La vergüenza de motivos revelados
“Por último, el dolor desgarrante: revivir cuanto has hecho y has sido; la vergüenza de motivos revelados muy tarde y la conciencia de cosas mal hechas y hechas para daño de los demás que antes consideraste ejercicio de la libertad”, dice T.S. Eliot en Little Gidding, uno de sus Cuatro Cuartetos en la versión de José Emilio Pacheco (ERA, 2017).
Resulta que algunos poemas los voy entendiendo por partes, como ahora este verso que me viene a la cabeza mientras camino por el bosque de Tlalpan, reverdecido desde la pandemia cuando dejaron que lo verde creciera a su antojo para que, paradójicamente, haya renacido.
Caminando sin prisa recordé este fragmento (no la totalidad del poema) cuando habla de la vergüenza que podemos sentir cuando de repente se revelan algunos motivos, así como la culpa que los acompaña. Apreté el paso para evadir estas cuestiones que surgen cuando menos lo pensamos.
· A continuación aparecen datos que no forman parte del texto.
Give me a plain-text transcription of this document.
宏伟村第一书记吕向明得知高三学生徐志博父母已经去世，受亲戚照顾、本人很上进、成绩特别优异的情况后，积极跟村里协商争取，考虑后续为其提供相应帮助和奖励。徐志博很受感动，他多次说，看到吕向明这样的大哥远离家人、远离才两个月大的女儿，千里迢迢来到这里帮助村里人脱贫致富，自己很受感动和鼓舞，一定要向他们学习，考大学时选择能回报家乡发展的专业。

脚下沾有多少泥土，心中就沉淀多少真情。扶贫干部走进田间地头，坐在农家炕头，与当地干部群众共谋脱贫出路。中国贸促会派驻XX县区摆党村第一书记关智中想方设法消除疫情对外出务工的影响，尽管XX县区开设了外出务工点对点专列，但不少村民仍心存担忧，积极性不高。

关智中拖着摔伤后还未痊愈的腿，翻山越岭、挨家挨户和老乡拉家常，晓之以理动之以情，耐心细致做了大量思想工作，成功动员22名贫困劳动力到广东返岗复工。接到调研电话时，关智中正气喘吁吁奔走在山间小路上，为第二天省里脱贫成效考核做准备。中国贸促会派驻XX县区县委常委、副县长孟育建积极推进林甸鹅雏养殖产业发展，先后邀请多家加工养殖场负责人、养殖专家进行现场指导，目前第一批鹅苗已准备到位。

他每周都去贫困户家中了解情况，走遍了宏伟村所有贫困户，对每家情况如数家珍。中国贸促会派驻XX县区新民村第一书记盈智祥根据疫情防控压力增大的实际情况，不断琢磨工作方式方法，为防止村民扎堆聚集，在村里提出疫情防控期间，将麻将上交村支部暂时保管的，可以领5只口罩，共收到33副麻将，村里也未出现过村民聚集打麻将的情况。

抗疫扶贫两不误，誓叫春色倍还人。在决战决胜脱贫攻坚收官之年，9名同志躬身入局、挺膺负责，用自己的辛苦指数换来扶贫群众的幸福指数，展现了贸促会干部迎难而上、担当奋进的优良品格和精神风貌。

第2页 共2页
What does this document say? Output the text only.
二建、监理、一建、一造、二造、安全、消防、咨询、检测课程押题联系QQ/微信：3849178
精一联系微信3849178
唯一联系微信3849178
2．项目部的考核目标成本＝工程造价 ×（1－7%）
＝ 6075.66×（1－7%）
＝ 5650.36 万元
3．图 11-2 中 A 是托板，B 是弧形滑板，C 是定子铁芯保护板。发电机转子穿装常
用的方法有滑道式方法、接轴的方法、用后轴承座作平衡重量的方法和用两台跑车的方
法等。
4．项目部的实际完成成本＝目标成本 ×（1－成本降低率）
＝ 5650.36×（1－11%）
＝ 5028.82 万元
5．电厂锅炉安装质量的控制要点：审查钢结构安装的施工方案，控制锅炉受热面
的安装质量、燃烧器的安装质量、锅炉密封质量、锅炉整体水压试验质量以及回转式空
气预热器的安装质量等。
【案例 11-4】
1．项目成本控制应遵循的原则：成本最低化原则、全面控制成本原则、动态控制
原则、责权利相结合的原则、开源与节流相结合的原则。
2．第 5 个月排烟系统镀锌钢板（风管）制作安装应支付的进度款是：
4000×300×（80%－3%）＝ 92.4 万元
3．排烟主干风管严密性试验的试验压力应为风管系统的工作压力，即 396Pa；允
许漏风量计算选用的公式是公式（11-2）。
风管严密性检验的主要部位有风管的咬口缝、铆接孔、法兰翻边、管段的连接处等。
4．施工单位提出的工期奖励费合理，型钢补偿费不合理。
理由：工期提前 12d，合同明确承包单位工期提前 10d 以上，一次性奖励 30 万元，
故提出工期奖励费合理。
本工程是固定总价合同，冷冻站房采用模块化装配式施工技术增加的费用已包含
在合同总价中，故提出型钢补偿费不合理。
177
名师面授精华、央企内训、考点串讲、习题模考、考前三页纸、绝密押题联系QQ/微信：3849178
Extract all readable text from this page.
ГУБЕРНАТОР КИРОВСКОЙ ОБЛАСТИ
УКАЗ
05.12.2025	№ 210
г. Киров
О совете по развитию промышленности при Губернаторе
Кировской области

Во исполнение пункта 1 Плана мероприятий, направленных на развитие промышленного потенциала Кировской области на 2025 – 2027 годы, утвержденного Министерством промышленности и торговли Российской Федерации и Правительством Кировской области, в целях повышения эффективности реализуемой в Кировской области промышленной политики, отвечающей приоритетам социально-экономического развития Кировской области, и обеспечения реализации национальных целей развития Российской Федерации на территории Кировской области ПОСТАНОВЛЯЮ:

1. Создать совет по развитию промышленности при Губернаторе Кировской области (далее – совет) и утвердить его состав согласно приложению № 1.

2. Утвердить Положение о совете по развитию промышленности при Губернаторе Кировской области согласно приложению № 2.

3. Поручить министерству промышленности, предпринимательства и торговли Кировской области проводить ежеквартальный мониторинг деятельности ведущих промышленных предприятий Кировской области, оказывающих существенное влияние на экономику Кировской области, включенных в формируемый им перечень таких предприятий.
Todo esto se debe después de haber leído Little Gidding, un poema que se titula como la aldea cerca de Cambridge en Huntingdonshire en donde se estableció una comunidad anglicana y se refugió Carlos I hasta que llegaran los puritanos en 1646 y la destruyeron como lo hicieron con todos los teatros del reino.
“Y lo que llamamos el principio es a menudo el fin y llegar al final es llegar al principio”, como la serpiente que se muerde la cola y, aunque los viejos olvidamos, hay ciertas cosas en la vida que no se olvidan, como sabía Enrique V cuando ofreció una espléndida arenga el 24 de octubre de 1415, antes de enfrentar a un ejército de cuarenta mil caballeros franceses frescos y relajados, cinco veces mayor que el propio, cerca del castillo de Agincourt.
Por todo esto, me viene a la memoria la ceguera con la que pude enfrentar algunas situaciones sin haber podido ver la realidad ni haber imaginado los efectos secundarios, creyendo que éramos quién sabe qué clase de seres ejerciendo lo que considerábamos era nuestra libertad, sin darnos cuenta del daño que pudimos haber causado de tal manera que, tiempo después, nos avergonzamos de los motivos cuando se vuelven a revelar.
Nos desahogamos reconstruyendo los hechos para volver a armar el caso y reconocer por qué actuamos de esa manera y cuál fue en verdad el daño que hicimos.
El fuego que purifica es el verbo en las oraciones, ese que le da vida al predicado y que, una vez escrito, nos puede servir para aligerar la carga, sobre todo, si somos afortunados y tenemos una segunda oportunidad, si es que hemos tenido la capacidad de escuchar a esa voz que nos llega del fondo del alma, que se trepa por la estructura moral que nos sostiene y nos dice si aquello no o sí, aunque sabemos que una vez encarrilado el ratón, no le hacemos el menor caso.
“Esta es la utilidad de la memoria para la liberación: no reduce el amor sino lo expande más allá del deseo y, por tanto, nos libra del futuro y del pasado, cuando la historia es servidumbre, pero también es libertad” o, como decía Nina Simone, “sólo se puede vivir en libertad si no tenemos miedo”.
Aprieto el paso entre la fronda del bosque y respiro hondo para darme cuenta cómo se desvanecen los rostros, los lugares y los seres transfigurados en el tiempo, tratando de revivir aquello que hicimos, tal como le pasó a T.S. Eliot que, conociendo la enfermedad mental de su mujer, tuvo que mandarla a un sanatorio. Poco después, cuando vigilaba el blitz en 1940 desde la azotea del edificio donde trabajaba en Londres y el día estaba a punto de romper “en una desfigurada calle me dejó, con una seña de despedida que se desvaneció al sonar la sirena”, al tiempo que veía la polvareda de los edificios que se habían desplomado.
A pesar de haber vivido todo esto, aseguraba que “todo irá bien, toda clase de cosas saldrán bien”, como creemos que sucede, si logramos depurar la vergüenza de los motivos revelados.